Herbie Hancock : The Best of Blue Note (Blue Note), 1962 - 1968. Les grands titres des meilleures sessions d'un pianiste doublé d'un excellent compositeur : Watermelon Man, Maiden Voyage, Dolphin Dance, Cantaloupe Island...
Lee Morgan : The Sidewinder (Blue Note), 1963. Le disque record d'un maître de la trompette, grand prêtre du hard-bop et des musiques funky.
Charles Mingus : Mingus Mingus Mingus Mingus Mingus (Impulse). L'improvisation collective sur des structures harmoniques et mélodiques soignées. Un disque enregistré en 1963, moins convulsif que d'autres chefs d'oeuvre, et au travers duquel transparaît l'influence de Duke Ellington : Mood Indigo, Hora Decubitus. (Charles Mingus)

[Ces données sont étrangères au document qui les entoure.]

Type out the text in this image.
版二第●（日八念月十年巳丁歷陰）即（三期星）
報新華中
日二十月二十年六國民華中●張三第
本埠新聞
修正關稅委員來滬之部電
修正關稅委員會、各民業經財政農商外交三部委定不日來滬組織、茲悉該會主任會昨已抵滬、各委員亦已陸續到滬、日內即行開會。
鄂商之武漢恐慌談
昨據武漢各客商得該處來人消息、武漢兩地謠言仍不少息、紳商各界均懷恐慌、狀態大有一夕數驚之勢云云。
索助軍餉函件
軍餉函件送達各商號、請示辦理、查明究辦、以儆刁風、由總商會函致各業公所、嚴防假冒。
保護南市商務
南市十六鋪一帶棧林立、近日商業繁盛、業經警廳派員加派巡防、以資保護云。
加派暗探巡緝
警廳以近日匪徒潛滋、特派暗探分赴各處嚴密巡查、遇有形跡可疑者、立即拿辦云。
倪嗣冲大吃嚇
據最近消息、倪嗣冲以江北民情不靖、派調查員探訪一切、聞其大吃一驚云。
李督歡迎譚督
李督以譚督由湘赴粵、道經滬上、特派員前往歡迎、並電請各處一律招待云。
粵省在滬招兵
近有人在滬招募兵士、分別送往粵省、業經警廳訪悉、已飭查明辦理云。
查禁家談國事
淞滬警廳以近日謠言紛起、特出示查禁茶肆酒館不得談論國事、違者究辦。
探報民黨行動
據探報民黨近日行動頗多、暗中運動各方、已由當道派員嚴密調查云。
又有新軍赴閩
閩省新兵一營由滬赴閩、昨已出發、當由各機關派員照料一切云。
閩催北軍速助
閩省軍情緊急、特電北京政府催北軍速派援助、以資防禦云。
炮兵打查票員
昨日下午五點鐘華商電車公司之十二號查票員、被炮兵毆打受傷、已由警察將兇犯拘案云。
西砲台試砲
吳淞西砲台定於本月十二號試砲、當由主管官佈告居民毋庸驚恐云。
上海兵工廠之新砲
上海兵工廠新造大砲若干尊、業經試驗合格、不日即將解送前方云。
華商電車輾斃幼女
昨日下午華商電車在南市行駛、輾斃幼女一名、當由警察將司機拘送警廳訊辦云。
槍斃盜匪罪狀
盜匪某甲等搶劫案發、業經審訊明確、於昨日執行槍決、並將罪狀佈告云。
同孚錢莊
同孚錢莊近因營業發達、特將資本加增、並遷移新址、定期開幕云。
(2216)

John Coltrane : A love Supreme (Impulse). Enregistré en 1964, 3 ans avant sa mort, ce disque marque l'aboutissement d'une quête spirituelle. Son élégance, sa musicalité, son hypnotisme continuent de hanter tous ceux qui l'ont un jour écouté. (John Coltrane)
Keith Jarrett : Standards Live (ECM), 1985. Six standards transformés par Jarrett, Gary Peacock (b) et Jack Dejohnette (drs) en un subtil équilibre proche de la musique de chambre.
Abbey Lincoln : Turtle's Dream (Verve), 1994. Certes, la voix qui traîne sur le temps rappelle Billie Holiday mais l'émotion qu'elle véhicule est aussi similaire. Et puis, les grandes dames de la nuit ne sont pas si nombreuses pour que l'on se permette de bouder celle-ci, d'autant plus qu'elle est entourée de Kenny Baron (p), Roy Hargrove (tp), Pat Metheny (gt) et Charlie Haden (b).